The God who created all things is not under necessity, not determined in his action, but free to do as he pleases, whether this or that. Freewill is not an illusion, then, but the very substance of divine power and attributes which are, in turn, reflected in creation. Freewill exists in nature because God, nature's maker, has freewill and nature reflects his attributes. For freewill to not actually exist in nature would be for nature to fail to reflect a defining attribute of the Sovereign God who created it.

Friday, November 8, 2013

Hypergrace

“Why do you call me, ‘Lord, Lord,’ and do not do what I say?"  (Luke 6:46 NASB)

Hypergrace is an approach to God's favor in which acceptance and love are extended from God to the believer without any expectation or demand. Under such a view, Christ's work on the cross, which secured salvation, ended any need for such from the one trusting in Christ. It sounds absolutely heavenly to those who've labored under a regimen of works-righteousness, and is a deal too good to pass up on for those who just don't want any urgency or intensity to be required in responding to God. No one wants to go to hell, after all, but is grace of this sort actually available?

If it is taught in the scripture, then it certainly is. So, is it taught there? Not in the least!  Hypergrace is a doctrine which cannot float in light of scripture.

It springs a leak in the Sermon on the Mount.

It takes on water in Romans 12.

It searches frantically for life jackets in Ephesians.

It gurgles the death throes of the drowning in the book of James.

It sinks to the bottom in the Letters to the Churches in Revelation.

[Not to mention how this, this and this crush it's sunken corpse into nothingness]

Hypergrace is for the lazy at heart and the blind of mind. It is for those lost in the childishness of sin--wanting their cake and to eat it too--rather than those surrendered in a child-like faith to following Christ. I've heard its proponents protest that they've never "felt closer" to God than when they've embraced this teaching. But the Gospel is never said to be efficacious through the auspices of what one feels, but only through faith in who Jesus is and what he's done.

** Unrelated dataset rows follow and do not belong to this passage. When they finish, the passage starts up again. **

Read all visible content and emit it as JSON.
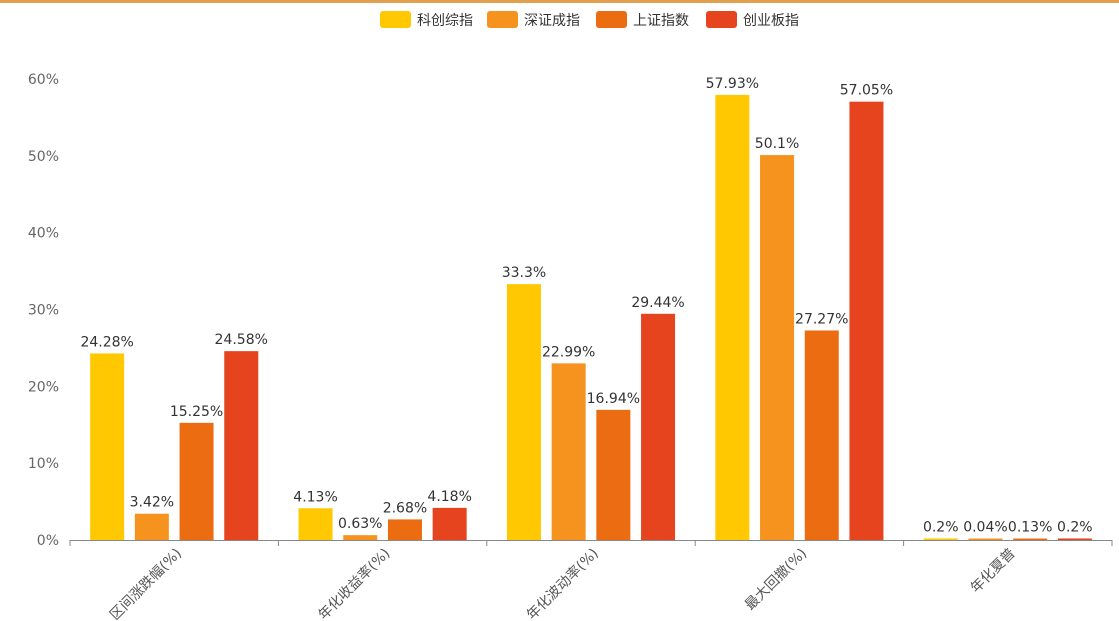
{
  "chart_data": {
    "type": "bar",
    "categories": [
      "区间涨跌幅(%)",
      "年化收益率(%)",
      "年化波动率(%)",
      "最大回撤(%)",
      "年化夏普"
    ],
    "series": [
      {
        "name": "科创综指",
        "color": "#ffc800",
        "values": [
          24.28,
          4.13,
          33.3,
          57.93,
          0.2
        ],
        "labels": [
          "24.28%",
          "4.13%",
          "33.3%",
          "57.93%",
          "0.2%"
        ]
      },
      {
        "name": "深证成指",
        "color": "#f5931e",
        "values": [
          3.42,
          0.63,
          22.99,
          50.1,
          0.04
        ],
        "labels": [
          "3.42%",
          "0.63%",
          "22.99%",
          "50.1%",
          "0.04%"
        ]
      },
      {
        "name": "上证指数",
        "color": "#ec6c12",
        "values": [
          15.25,
          2.68,
          16.94,
          27.27,
          0.13
        ],
        "labels": [
          "15.25%",
          "2.68%",
          "16.94%",
          "27.27%",
          "0.13%"
        ]
      },
      {
        "name": "创业板指",
        "color": "#e5441f",
        "values": [
          24.58,
          4.18,
          29.44,
          57.05,
          0.2
        ],
        "labels": [
          "24.58%",
          "4.18%",
          "29.44%",
          "57.05%",
          "0.2%"
        ]
      }
    ],
    "yticks": [
      "0%",
      "10%",
      "20%",
      "30%",
      "40%",
      "50%",
      "60%"
    ],
    "ylim": [
      0,
      60
    ],
    "title": "",
    "xlabel": "",
    "ylabel": "",
    "grid": false,
    "legend": "top-center"
  }
}
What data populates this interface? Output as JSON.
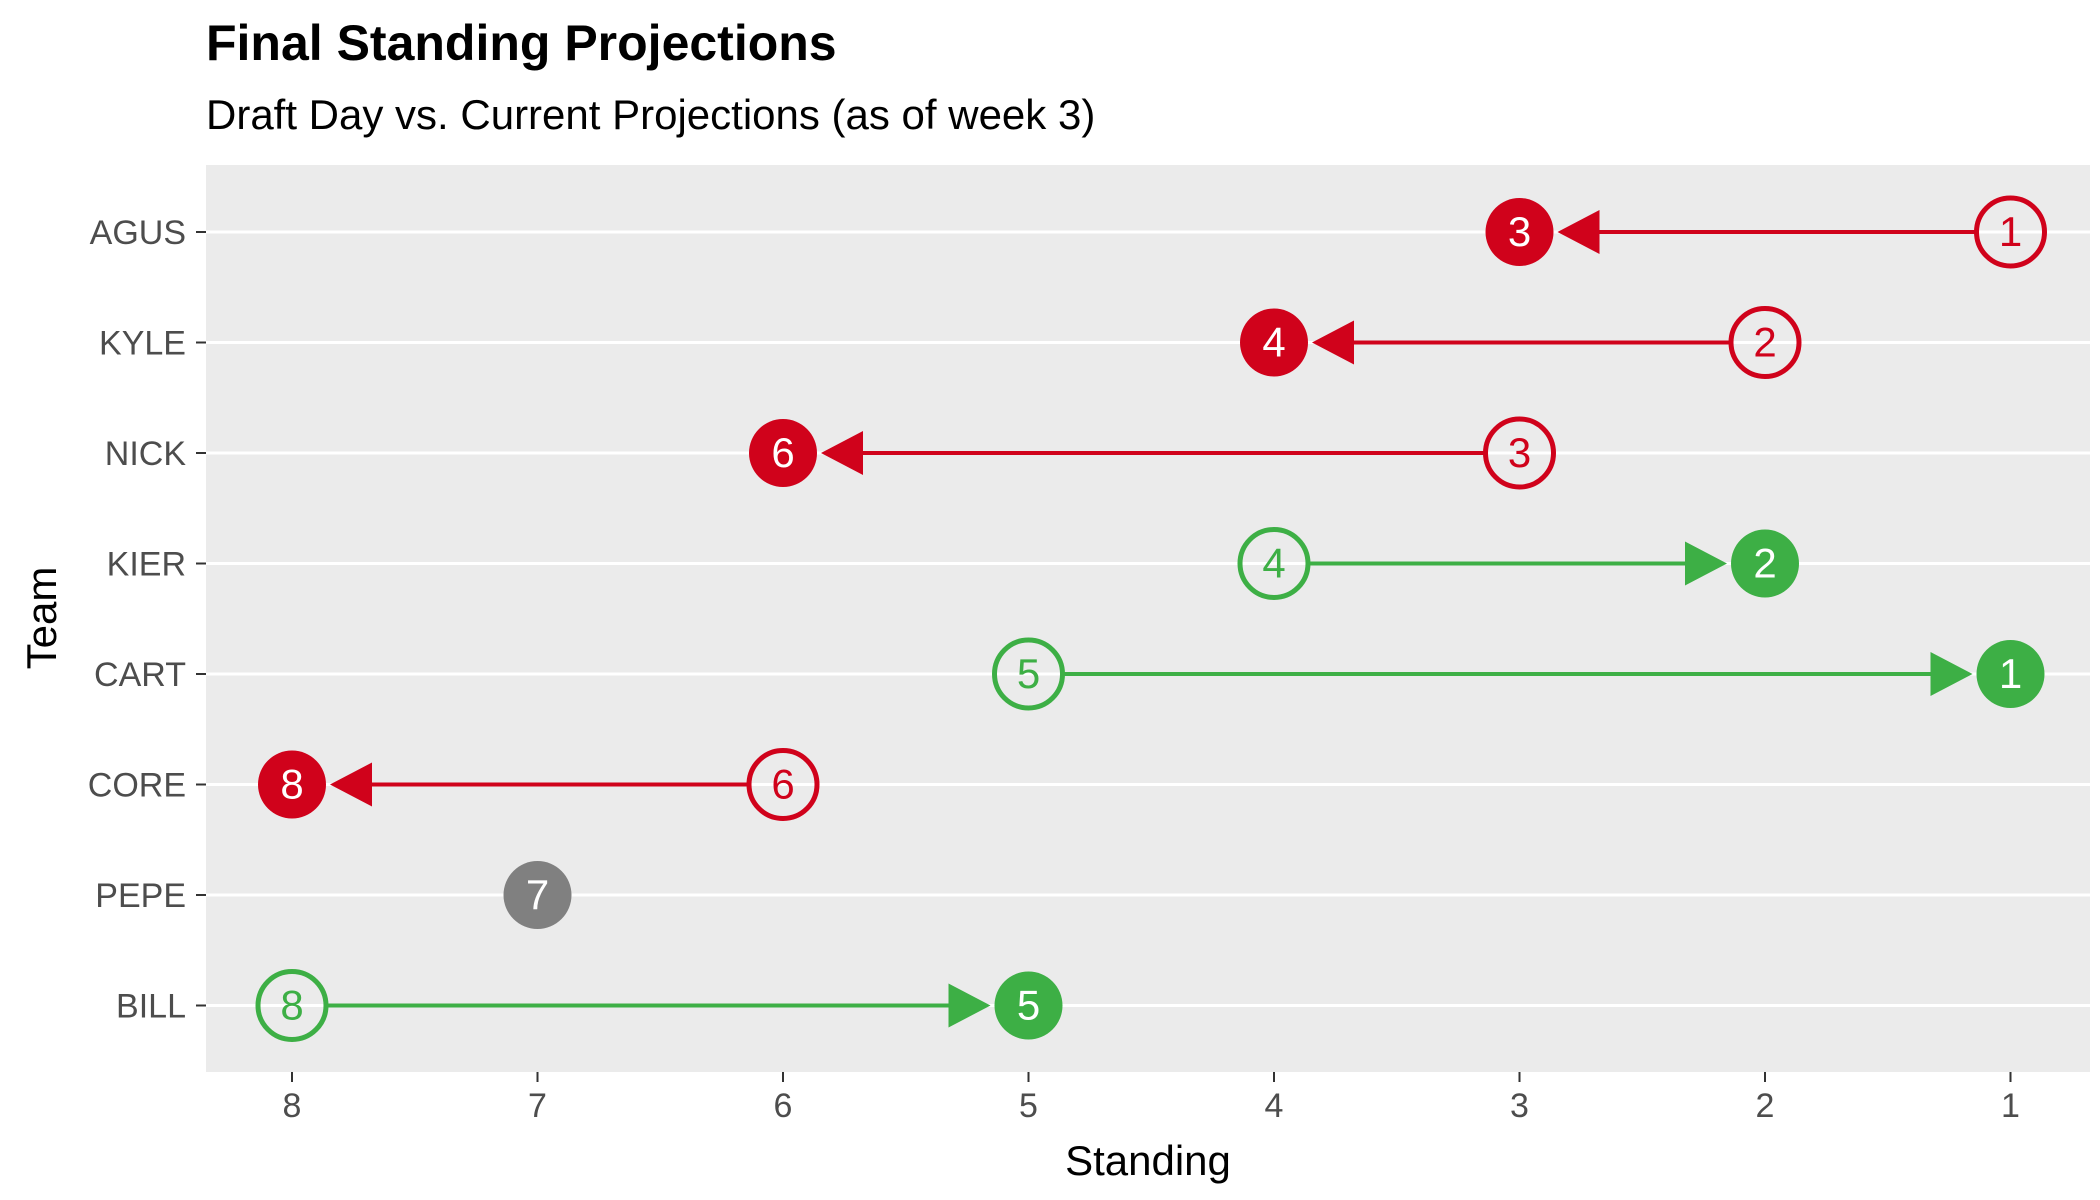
{
  "chart_data": {
    "type": "dumbbell-arrow",
    "title": "Final Standing Projections",
    "subtitle": "Draft Day vs. Current Projections (as of week 3)",
    "xlabel": "Standing",
    "ylabel": "Team",
    "x_reversed": true,
    "xlim": [
      8,
      1
    ],
    "x_ticks": [
      8,
      7,
      6,
      5,
      4,
      3,
      2,
      1
    ],
    "grid": true,
    "legend": "none",
    "colors": {
      "down": "#d0021b",
      "up": "#3daf45",
      "same": "#808080",
      "panel": "#ebebeb",
      "grid": "#ffffff"
    },
    "teams": [
      {
        "name": "AGUS",
        "draft": 1,
        "current": 3
      },
      {
        "name": "KYLE",
        "draft": 2,
        "current": 4
      },
      {
        "name": "NICK",
        "draft": 3,
        "current": 6
      },
      {
        "name": "KIER",
        "draft": 4,
        "current": 2
      },
      {
        "name": "CART",
        "draft": 5,
        "current": 1
      },
      {
        "name": "CORE",
        "draft": 6,
        "current": 8
      },
      {
        "name": "PEPE",
        "draft": 7,
        "current": 7
      },
      {
        "name": "BILL",
        "draft": 8,
        "current": 5
      }
    ]
  }
}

Grace describes the attitude of God's heart, a kindness there that breaks the sinner free from the bondage of death and releases him or her into the freedom of new life in Christ Jesus. This grace is never an excuse for sin, nor does it forgive sin as if it did not truly matter after all. Grace forgives sin through an expiating sacrifice of sinless blood that it moved God to provide. God's grace is more than sufficient to deliver the broken and dying sinner through a stumbling journey in life to eternity with him, but is never a substitute for following him as Lord.

If hypergrace actually represents the way God looks on man, and the way man should look on God, then I submit that there was actually no need for the cross and there is no present need for faith.